Ma soffermiamoci ancora un momento su questo punto, perché anche in questo caso la direzione presa dal pensiero in questi ultimi due decenni ci aiuta a vedere in maniera nuova l’intima unità fra creazione ed evoluzione, tra fede e ragione. Una delle caratteristiche specifiche del XIX secolo fu quella di aver continuamente approfondito la coscienza della storicità e del divenire di tutte le cose. Esso riconobbe che certe cose, da noi ritenute immutabili e sempre uguali, sono il prodotto di un lungo divenire. Ciò vale nel campo dell’umano, ma vale anche nel campo della natura. Si capì allora che l’universo non è una specie di grande scaffale, in cui tutto è sistemato al suo posto, ma che esso va piuttosto paragonato a un albero vivo che cresce e diviene, che proietta a poco a poco i suoi rami sempre più in alto nel cielo. Questa idea generale è stata ed è spesso presentata in termini un po’ fantasiosi, ma col progredire della ricerca si vede sempre meglio qual è il modo giusto di intenderla. Farò qualche brevissimo accenno a questo argomento basandomi su Jacques Monod che, nella sua qualità di scienziato di primo piano e di deciso nemico di ogni fede nella creazione, può essere certo considerato un testimone insospettabile.
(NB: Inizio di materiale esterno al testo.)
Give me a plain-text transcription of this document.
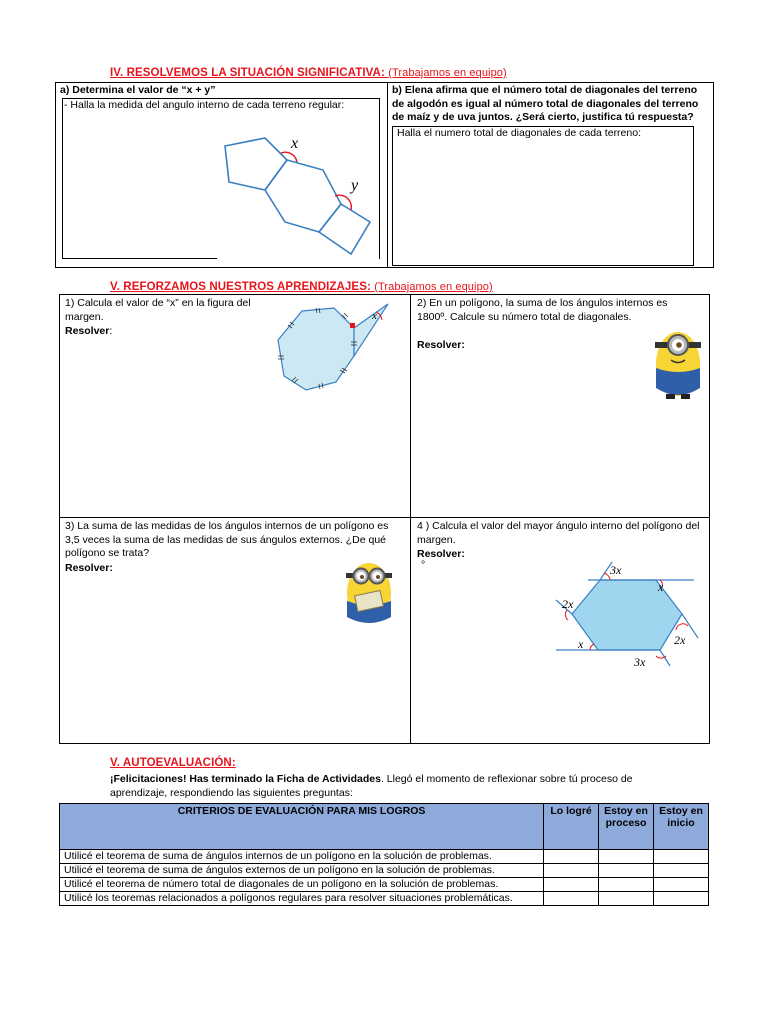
IV. RESOLVEMOS LA SITUACIÓN SIGNIFICATIVA: (Trabajamos en equipo)
a) Determina el valor de “x + y”
- Halla la medida del angulo interno de cada terreno regular:
x
y
b) Elena afirma que el número total de diagonales del terreno de algodón es igual al número total de diagonales del terreno de maíz y de uva juntos. ¿Será cierto, justifica tú respuesta?
Halla el numero total de diagonales de cada terreno:
V. REFORZAMOS NUESTROS APRENDIZAJES: (Trabajamos en equipo)
1) Calcula el valor de “x” en la figura del margen.
Resolver:
x
2) En un polígono, la suma de los ángulos internos es 1800º. Calcule su número total de diagonales.
Resolver:
3) La suma de las medidas de los ángulos internos de un polígono es 3,5 veces la suma de las medidas de sus ángulos externos. ¿De qué polígono se trata?
Resolver:
4 ) Calcula el valor del mayor ángulo interno del polígono del margen.
Resolver:
°	3x
x
2x
2x
x
3x
V. AUTOEVALUACIÓN:
¡Felicitaciones! Has terminado la Ficha de Actividades. Llegó el momento de reflexionar sobre tú proceso de aprendizaje, respondiendo las siguientes preguntas:
CRITERIOS DE EVALUACIÓN PARA MIS LOGROS	Lo logré	Estoy en proceso	Estoy en inicio
Utilicé el teorema de suma de ángulos internos de un polígono en la solución de problemas.			
Utilicé el teorema de suma de ángulos externos de un polígono en la solución de problemas.			
Utilicé el teorema de número total de diagonales de un polígono en la solución de problemas.			
Utilicé los teoremas relacionados a polígonos regulares para resolver situaciones problemáticas.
Anzitutto mi sembrano importanti due precisazioni di fondo, da lui messe a fuoco. La prima dice: nella realtà non esiste solo la necessità. Nel mondo non possiamo, come pretendeva ancora Laplace, e come Hegel cercò di elaborare nella sua sintesi concettuale, derivare tutto con assoluta necessità in successione cronologica e causale. Non esiste una formula, da cui tutto il resto deriva necessariamente. Nel mondo non esiste solo la necessità, ma anche il caso, dice Monod. Come cristiani noi andremmo ancora un gradino più a fondo e diremmo: esiste anche la libertà. Ma ritorniamo a Monod. Egli ricorda che esistono in particolare due realtà, che non dovevano necessariamente esistere: potevano, ma non dovevano necessariamente esistere. Una delle due è la vita. Secondo le leggi fisiche, la vita poteva, e non doveva, aver origine. Anzi, egli aggiunge: era estremamente inverosimile che ciò si verificasse. La probabilità matematica in questo senso era pressoché nulla, per cui possiamo anche ritenere che la vita, questo evento estremamente improbabile, si sia verificata una sola volta sulla nostra terra.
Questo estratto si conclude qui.